Interestingly, the results of this study may provide further insights into the physiological and immunological bases for the effectiveness of certain meditative and health practices as well as aspects of traditional Chinese medicine (13). For example, the cribriform plate co-locates with yintang, an acupuncture point used to treat neurological conditions (14). The emphasis on breathing in many health practices may connect consciously controlled respiration to the dynamic pulsatility of the CSF (15) and thus drive lymphatic flow in the CNS to clear wastes and pathologic proteins. Vascular pulsatility has also been shown to be critical for driving the paravascular influx of CSF through the brain parenchyma (16), and therefore, purposeful control of the cardiovascular system may also help to drive lymphatic flow.

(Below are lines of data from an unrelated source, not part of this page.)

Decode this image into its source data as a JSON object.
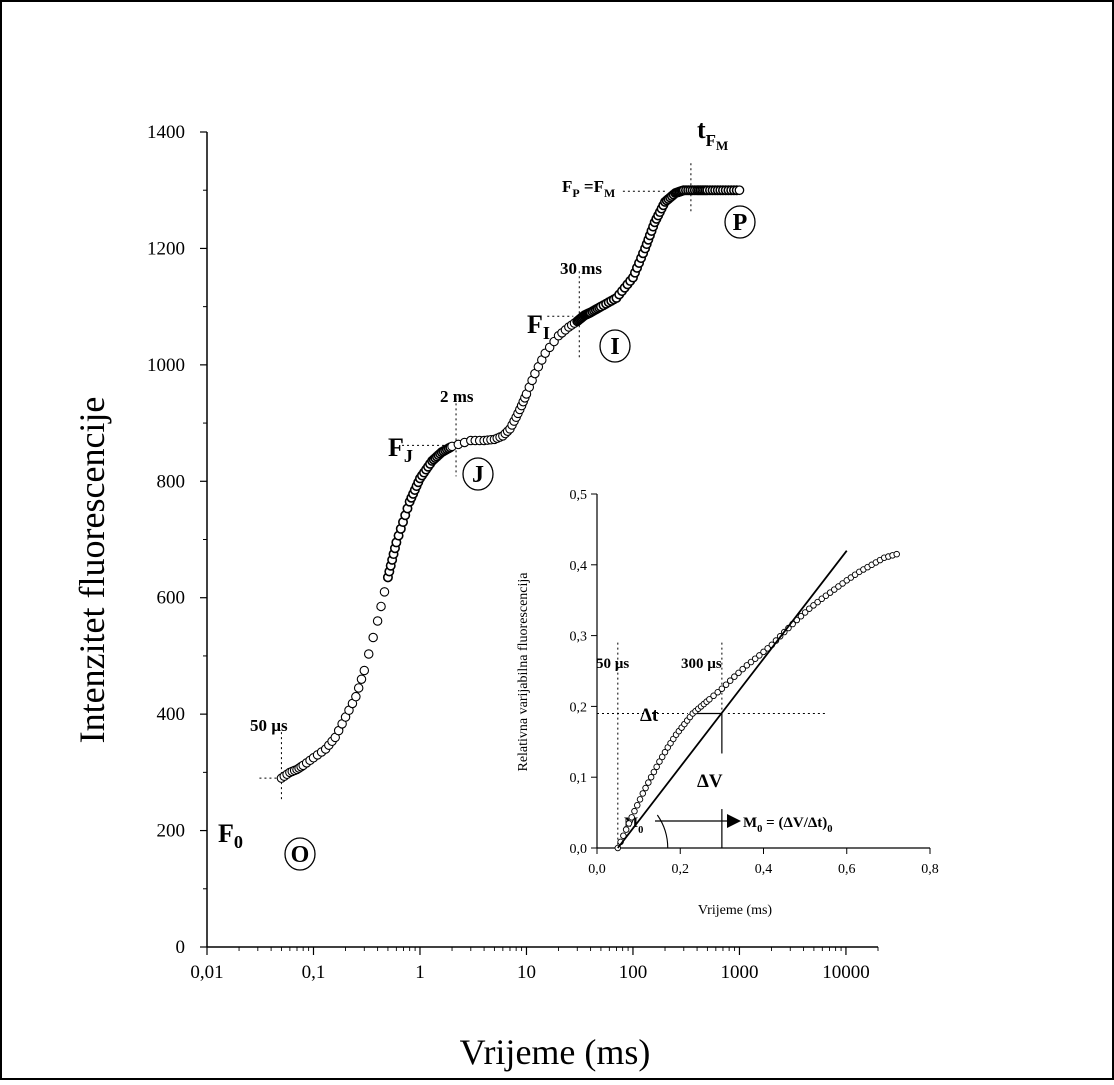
{
  "chart_data": [
    {
      "type": "scatter",
      "xscale": "log",
      "xlabel": "Vrijeme (ms)",
      "ylabel": "Intenzitet  fluorescencije",
      "xlim": [
        0.01,
        20000
      ],
      "ylim": [
        0,
        1400
      ],
      "xticks": [
        "0,01",
        "0,1",
        "1",
        "10",
        "100",
        "1000",
        "10000"
      ],
      "xtick_values": [
        0.01,
        0.1,
        1,
        10,
        100,
        1000,
        10000
      ],
      "yticks": [
        "0",
        "200",
        "400",
        "600",
        "800",
        "1000",
        "1200",
        "1400"
      ],
      "ytick_values": [
        0,
        200,
        400,
        600,
        800,
        1000,
        1200,
        1400
      ],
      "series": [
        {
          "x": [
            0.05,
            0.06,
            0.07,
            0.08,
            0.1,
            0.13,
            0.16,
            0.2,
            0.25,
            0.3,
            0.4,
            0.5,
            0.6,
            0.8,
            1.0,
            1.3,
            1.6,
            2.0,
            3,
            4,
            5,
            6,
            7,
            8,
            9,
            10,
            12,
            15,
            20,
            25,
            30,
            35,
            40,
            50,
            70,
            100,
            130,
            160,
            200,
            250,
            300,
            400,
            500,
            700,
            1000
          ],
          "y": [
            290,
            300,
            305,
            312,
            325,
            340,
            360,
            395,
            430,
            475,
            560,
            635,
            695,
            765,
            805,
            835,
            850,
            860,
            870,
            870,
            872,
            878,
            890,
            910,
            930,
            950,
            985,
            1020,
            1050,
            1065,
            1075,
            1085,
            1090,
            1100,
            1115,
            1150,
            1200,
            1245,
            1280,
            1295,
            1300,
            1300,
            1300,
            1300,
            1300
          ]
        }
      ],
      "annotations": {
        "F0": {
          "label": "F",
          "sub": "0"
        },
        "FJ": {
          "label": "F",
          "sub": "J"
        },
        "FI": {
          "label": "F",
          "sub": "I"
        },
        "FP": {
          "label": "F",
          "sub": "P",
          "eq": " =F",
          "sub2": "M"
        },
        "tFM": {
          "label": "t",
          "sub": "F",
          "subsub": "M"
        },
        "t50": "50 µs",
        "t2": "2 ms",
        "t30": "30 ms",
        "phases": [
          "O",
          "J",
          "I",
          "P"
        ]
      }
    },
    {
      "type": "scatter",
      "xlabel": "Vrijeme (ms)",
      "ylabel": "Relativna varijabilna  fluorescencija",
      "xlim": [
        0,
        0.8
      ],
      "ylim": [
        0,
        0.5
      ],
      "xticks": [
        "0,0",
        "0,2",
        "0,4",
        "0,6",
        "0,8"
      ],
      "xtick_values": [
        0,
        0.2,
        0.4,
        0.6,
        0.8
      ],
      "yticks": [
        "0,0",
        "0,1",
        "0,2",
        "0,3",
        "0,4",
        "0,5"
      ],
      "ytick_values": [
        0,
        0.1,
        0.2,
        0.3,
        0.4,
        0.5
      ],
      "series": [
        {
          "x": [
            0.05,
            0.07,
            0.09,
            0.11,
            0.13,
            0.15,
            0.17,
            0.19,
            0.21,
            0.23,
            0.25,
            0.27,
            0.3,
            0.33,
            0.36,
            0.39,
            0.42,
            0.45,
            0.48,
            0.51,
            0.54,
            0.57,
            0.6,
            0.63,
            0.66,
            0.69,
            0.72
          ],
          "y": [
            0.0,
            0.026,
            0.052,
            0.077,
            0.1,
            0.122,
            0.142,
            0.16,
            0.175,
            0.19,
            0.2,
            0.21,
            0.225,
            0.242,
            0.258,
            0.272,
            0.287,
            0.305,
            0.322,
            0.338,
            0.352,
            0.365,
            0.378,
            0.39,
            0.4,
            0.41,
            0.415
          ]
        }
      ],
      "tangent": {
        "x": [
          0.05,
          0.6
        ],
        "y": [
          0.0,
          0.42
        ]
      },
      "annotations": {
        "t50": "50 µs",
        "t300": "300 µs",
        "dt": "Δt",
        "dv": "ΔV",
        "m0": {
          "label": "M",
          "sub": "0"
        },
        "formula": {
          "label": "M",
          "sub": "0",
          "rest": " = (ΔV/Δt)",
          "sub2": "0"
        }
      }
    }
  ]
}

Future MRI studies in humans can further develop the compartmental model, for example, by determining direction of flow in other MLVs, flow rates, and if flow is altered in various pathologic states or normal aging. Further optimization of the technique by varying TOF parameters may allow for visualization of smaller MLVs and thus build a whole brain map of directionality of flow. Dynamic studies with MRI could also help to elucidate the relationships among the glymphatics/lymphatics and the respiration and cardiovascular systems.